How that water is used and reused boosts the farm’s sustainability credentials. Harris notes the water that flows through the facilities is considered non-consumptive, meaning it could be put to additional use and does not diminish the source.

“The water is not only used for the rearing of the trout but also for irrigation purposes to raise a crop of hay or for livestock as part of the responsible use of this resource on ranching properties.” 

Good old-fashioned gravity does the work in bringing in the water into the facility, helping it save on energy costs.

“I often joke to people that we subscribe to the philosophy that water runs downhill. So it comes in and flows down and we are re-aerated by the spill of the water. It’s a very, very typical kind of an old-fashioned trout farming setup,” says Mackey.

It wasn’t always, though. Through the years, the system was engineered and re-engineered until it dawned on them that a simple setup was actually the “ideal.”

“We started out with hatching troughs similar to what the State of California system used back in the ‘50s. We experimented with circular tanks.  We’ve gone through a variety of changes over time and tried to come up with the most efficient designs for us.”   In the end, it was the “most basic simple design” that ended up producing the best fish possible, he says.

Harris adds: “It’s keeping it simple to where it’s easy to clean; hygiene obviously is one of the most important things with juvenile fish. It’s really keeping it simple, keeping it very easy to maintain – was what was best.”

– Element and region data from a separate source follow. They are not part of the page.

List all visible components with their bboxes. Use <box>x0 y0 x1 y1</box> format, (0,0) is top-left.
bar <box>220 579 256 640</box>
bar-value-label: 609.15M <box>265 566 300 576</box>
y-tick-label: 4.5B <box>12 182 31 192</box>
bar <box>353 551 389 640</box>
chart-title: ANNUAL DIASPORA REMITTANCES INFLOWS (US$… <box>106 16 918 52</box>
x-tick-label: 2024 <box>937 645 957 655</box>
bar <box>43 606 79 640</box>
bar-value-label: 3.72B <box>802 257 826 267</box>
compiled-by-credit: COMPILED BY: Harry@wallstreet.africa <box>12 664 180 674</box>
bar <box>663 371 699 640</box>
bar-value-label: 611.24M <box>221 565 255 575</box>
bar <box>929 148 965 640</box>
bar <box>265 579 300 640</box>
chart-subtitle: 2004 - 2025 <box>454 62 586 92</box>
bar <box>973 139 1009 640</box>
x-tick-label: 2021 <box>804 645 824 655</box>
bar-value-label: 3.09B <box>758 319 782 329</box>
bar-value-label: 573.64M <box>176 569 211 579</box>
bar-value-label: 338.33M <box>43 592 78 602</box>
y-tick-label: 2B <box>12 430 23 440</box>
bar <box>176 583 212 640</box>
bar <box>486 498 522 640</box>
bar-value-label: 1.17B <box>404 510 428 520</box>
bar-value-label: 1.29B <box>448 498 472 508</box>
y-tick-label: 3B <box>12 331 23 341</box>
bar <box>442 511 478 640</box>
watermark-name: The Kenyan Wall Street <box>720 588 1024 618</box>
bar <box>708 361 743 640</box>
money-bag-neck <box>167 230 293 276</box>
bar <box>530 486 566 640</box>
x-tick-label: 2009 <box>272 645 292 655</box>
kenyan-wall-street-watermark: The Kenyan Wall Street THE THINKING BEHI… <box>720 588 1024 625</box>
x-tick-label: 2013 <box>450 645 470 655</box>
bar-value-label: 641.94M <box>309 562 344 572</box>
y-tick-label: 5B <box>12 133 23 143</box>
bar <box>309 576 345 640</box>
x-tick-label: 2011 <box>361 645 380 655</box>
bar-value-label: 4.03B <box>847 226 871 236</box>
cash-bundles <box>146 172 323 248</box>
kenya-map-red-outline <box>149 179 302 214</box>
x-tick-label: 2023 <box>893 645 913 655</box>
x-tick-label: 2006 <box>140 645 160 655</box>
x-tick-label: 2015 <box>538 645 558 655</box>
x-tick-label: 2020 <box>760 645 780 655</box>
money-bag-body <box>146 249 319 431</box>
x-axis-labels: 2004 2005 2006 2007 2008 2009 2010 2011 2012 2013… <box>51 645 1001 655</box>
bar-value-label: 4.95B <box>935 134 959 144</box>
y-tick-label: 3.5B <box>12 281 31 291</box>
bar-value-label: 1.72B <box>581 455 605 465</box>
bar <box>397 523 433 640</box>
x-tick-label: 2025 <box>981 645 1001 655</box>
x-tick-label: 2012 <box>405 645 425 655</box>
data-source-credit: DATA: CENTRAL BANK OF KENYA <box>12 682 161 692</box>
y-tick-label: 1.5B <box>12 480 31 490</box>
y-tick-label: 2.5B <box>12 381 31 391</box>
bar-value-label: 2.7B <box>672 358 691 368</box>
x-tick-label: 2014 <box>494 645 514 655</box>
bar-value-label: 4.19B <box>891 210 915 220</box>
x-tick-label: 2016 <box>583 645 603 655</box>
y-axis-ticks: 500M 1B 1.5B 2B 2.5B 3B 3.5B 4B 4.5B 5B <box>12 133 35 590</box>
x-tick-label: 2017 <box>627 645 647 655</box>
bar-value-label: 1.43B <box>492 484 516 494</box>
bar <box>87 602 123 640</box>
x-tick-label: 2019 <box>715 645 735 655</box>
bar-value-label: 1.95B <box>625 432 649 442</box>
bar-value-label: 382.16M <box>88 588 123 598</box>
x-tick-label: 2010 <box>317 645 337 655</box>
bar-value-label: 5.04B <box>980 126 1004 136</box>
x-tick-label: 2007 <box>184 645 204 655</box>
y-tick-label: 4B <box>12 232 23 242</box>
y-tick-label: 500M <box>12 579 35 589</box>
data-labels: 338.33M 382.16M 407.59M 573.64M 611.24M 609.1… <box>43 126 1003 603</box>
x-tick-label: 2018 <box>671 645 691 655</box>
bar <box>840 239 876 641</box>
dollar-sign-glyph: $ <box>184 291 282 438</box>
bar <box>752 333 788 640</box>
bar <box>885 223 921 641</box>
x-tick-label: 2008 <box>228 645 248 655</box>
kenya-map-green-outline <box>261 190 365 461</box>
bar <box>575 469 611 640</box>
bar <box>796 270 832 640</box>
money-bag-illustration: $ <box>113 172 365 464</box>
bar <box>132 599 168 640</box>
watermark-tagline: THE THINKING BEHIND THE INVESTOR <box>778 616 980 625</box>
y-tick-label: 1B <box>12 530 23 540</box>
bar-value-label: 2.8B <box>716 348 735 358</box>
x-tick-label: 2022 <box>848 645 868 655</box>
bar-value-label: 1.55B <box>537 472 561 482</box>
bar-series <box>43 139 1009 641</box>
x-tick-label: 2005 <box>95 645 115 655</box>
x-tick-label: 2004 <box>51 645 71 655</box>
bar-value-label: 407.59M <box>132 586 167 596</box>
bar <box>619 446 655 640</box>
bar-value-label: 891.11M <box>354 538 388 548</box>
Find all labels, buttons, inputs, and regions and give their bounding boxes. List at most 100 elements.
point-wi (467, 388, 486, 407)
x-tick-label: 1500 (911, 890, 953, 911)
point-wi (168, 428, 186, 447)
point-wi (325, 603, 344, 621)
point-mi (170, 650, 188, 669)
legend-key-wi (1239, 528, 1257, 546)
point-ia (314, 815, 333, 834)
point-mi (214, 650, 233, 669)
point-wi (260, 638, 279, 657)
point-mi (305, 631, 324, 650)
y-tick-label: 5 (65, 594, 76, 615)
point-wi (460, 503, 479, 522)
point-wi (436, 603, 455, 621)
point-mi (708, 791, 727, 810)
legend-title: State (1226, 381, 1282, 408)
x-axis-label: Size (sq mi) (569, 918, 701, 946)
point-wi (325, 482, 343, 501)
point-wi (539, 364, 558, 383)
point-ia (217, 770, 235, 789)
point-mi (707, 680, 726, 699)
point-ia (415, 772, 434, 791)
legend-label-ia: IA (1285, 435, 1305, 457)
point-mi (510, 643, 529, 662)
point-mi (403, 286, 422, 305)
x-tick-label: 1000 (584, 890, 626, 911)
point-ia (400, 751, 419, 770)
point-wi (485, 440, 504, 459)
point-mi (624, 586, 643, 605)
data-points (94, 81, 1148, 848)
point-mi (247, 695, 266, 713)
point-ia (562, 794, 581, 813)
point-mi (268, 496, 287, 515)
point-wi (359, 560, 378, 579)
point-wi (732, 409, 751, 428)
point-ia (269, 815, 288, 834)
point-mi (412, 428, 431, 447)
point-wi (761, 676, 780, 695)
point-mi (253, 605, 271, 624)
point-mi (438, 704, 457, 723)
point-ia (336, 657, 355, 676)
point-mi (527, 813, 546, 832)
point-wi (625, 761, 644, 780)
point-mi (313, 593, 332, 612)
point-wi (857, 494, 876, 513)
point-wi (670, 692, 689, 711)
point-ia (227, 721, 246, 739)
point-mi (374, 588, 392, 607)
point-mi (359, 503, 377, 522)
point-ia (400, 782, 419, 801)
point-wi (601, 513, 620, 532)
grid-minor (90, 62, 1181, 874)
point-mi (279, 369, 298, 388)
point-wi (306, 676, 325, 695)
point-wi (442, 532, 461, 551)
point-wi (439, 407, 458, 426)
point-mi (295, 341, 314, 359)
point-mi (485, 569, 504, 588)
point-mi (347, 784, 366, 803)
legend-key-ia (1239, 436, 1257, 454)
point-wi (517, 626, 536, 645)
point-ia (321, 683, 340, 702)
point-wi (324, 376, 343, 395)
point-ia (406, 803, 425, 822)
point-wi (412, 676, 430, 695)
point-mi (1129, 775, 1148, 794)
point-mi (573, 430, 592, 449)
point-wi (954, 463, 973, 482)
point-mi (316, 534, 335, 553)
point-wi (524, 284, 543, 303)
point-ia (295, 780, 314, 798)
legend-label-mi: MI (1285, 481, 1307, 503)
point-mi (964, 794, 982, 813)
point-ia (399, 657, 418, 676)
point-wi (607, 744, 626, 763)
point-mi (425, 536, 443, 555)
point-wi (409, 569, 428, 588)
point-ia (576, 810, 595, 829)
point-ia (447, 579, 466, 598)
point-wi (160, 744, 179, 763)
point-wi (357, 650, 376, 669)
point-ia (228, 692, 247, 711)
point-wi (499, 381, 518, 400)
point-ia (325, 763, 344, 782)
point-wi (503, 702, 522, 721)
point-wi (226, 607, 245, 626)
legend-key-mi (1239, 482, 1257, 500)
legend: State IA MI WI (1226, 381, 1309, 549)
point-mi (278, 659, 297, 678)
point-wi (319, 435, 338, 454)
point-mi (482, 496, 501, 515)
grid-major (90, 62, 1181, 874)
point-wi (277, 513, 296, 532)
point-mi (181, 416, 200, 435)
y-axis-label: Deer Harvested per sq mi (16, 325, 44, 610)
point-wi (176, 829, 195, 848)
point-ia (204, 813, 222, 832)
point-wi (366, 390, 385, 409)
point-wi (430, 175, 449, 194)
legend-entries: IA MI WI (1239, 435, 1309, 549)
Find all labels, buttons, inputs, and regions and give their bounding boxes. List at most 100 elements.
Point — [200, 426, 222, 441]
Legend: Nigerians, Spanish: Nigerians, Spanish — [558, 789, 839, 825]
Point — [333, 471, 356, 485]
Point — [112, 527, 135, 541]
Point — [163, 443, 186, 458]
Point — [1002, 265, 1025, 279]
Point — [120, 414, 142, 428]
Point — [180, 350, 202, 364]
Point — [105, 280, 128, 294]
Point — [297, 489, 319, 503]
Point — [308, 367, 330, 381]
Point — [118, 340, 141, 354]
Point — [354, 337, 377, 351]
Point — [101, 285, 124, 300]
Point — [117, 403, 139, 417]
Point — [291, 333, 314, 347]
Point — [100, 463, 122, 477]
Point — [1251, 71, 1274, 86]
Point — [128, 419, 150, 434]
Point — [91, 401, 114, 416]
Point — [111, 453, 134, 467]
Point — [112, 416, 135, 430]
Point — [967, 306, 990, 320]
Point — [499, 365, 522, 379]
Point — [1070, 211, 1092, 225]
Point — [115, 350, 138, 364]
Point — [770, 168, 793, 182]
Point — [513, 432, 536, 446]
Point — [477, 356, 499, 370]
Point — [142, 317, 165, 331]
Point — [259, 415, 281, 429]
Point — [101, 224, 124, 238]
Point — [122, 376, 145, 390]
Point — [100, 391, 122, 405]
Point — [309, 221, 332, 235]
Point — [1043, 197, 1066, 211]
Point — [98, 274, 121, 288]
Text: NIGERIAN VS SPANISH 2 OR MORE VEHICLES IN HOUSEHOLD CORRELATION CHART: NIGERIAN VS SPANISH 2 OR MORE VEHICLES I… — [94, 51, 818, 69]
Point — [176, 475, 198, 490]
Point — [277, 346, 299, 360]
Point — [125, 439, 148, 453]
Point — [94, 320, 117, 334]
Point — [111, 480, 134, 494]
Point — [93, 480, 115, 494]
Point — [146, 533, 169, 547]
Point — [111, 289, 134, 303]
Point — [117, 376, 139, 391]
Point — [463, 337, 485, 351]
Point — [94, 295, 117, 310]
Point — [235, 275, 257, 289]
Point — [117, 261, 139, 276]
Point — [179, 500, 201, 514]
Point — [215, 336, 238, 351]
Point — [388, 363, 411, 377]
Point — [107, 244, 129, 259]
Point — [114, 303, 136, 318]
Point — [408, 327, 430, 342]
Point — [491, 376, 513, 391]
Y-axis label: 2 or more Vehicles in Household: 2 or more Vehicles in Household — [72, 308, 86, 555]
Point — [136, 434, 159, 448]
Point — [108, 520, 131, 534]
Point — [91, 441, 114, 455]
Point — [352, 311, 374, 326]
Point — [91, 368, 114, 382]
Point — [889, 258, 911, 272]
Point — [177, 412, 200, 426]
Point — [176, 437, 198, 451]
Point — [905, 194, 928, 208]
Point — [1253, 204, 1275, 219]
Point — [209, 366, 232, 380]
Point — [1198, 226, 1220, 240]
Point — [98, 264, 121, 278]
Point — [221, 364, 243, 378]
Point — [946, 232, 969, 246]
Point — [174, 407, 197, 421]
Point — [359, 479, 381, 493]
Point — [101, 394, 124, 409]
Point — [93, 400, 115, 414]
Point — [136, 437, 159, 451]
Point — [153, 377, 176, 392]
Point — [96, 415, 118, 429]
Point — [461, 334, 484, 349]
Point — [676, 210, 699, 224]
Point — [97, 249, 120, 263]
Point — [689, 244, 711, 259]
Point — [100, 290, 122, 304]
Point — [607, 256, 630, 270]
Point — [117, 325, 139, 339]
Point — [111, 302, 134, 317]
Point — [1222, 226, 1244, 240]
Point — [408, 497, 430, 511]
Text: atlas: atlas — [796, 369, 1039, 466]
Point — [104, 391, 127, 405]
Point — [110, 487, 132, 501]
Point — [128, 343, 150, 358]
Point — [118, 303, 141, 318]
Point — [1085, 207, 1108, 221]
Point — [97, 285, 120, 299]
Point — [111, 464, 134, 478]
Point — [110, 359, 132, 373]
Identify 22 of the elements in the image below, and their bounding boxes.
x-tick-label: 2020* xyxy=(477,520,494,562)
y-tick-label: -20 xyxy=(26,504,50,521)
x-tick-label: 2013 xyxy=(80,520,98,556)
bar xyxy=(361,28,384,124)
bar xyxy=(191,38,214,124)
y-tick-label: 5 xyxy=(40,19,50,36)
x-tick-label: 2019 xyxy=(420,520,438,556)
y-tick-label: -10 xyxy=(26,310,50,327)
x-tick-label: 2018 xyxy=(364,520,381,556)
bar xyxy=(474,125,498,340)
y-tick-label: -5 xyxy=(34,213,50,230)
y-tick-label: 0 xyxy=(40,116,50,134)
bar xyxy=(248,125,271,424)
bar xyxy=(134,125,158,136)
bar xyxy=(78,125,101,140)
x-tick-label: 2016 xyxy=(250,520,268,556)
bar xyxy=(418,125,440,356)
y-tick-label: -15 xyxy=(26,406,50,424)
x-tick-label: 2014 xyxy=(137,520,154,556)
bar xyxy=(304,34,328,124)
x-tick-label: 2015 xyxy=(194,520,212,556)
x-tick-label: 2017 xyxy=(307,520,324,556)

With drought in California growing more intense in recent years, it is threatening the state’s already shaky water supply and the future of farming operations.

“Right now in California, we’re in the second year of a severe drought coming off of a five-year drought a few years ago, so water flows even though they’re spring-fed the aquifers have not been replenished. But we’re expecting to see a reduction in waterflows and so that is always a challenge. We’re looking at technology to implement possibly the use of some oxygenation solutions, etc.,” says Mackey.

Today, the farm has the capacity to produce 500 tonnes of trout annually.  Around 75 to 80 per cent of the farm’s sales go to the recreational fishing market while the rest go to the seafood market. Harris hopes to achieve some balance in these two markets.

“COVID precipitated a huge increase in demand in recreational fishing and a dramatic drop in seafood sales. Fortunately we were in a position to be diversified. We hope to break those numbers up to where they’re a little more proportioned by making a lot of concerted efforts to increase our presence into the seafood side of the market,” says Harris.

Harris is waiting for permits from the state to add a processing plant to the farm’s operations so it could sell its product directly to market instead of relying solely on distributors. “The way people buy food has changed with the pandemic so we need to change how we sell as well. A processing plant will allow us to do that.” 

She foresees the recreational fishing market to cut back a little in a post-pandemic world. “I’ve heard story after story of a grandfather who takes his grandson or granddaughter out and goes fishing. I hope that continues. I think the rec market has a very bright future for the short term, certainly. But I do expect to see a slight drop-off mostly as sports come back online and families are going back to playing baseball rather than going fishing.”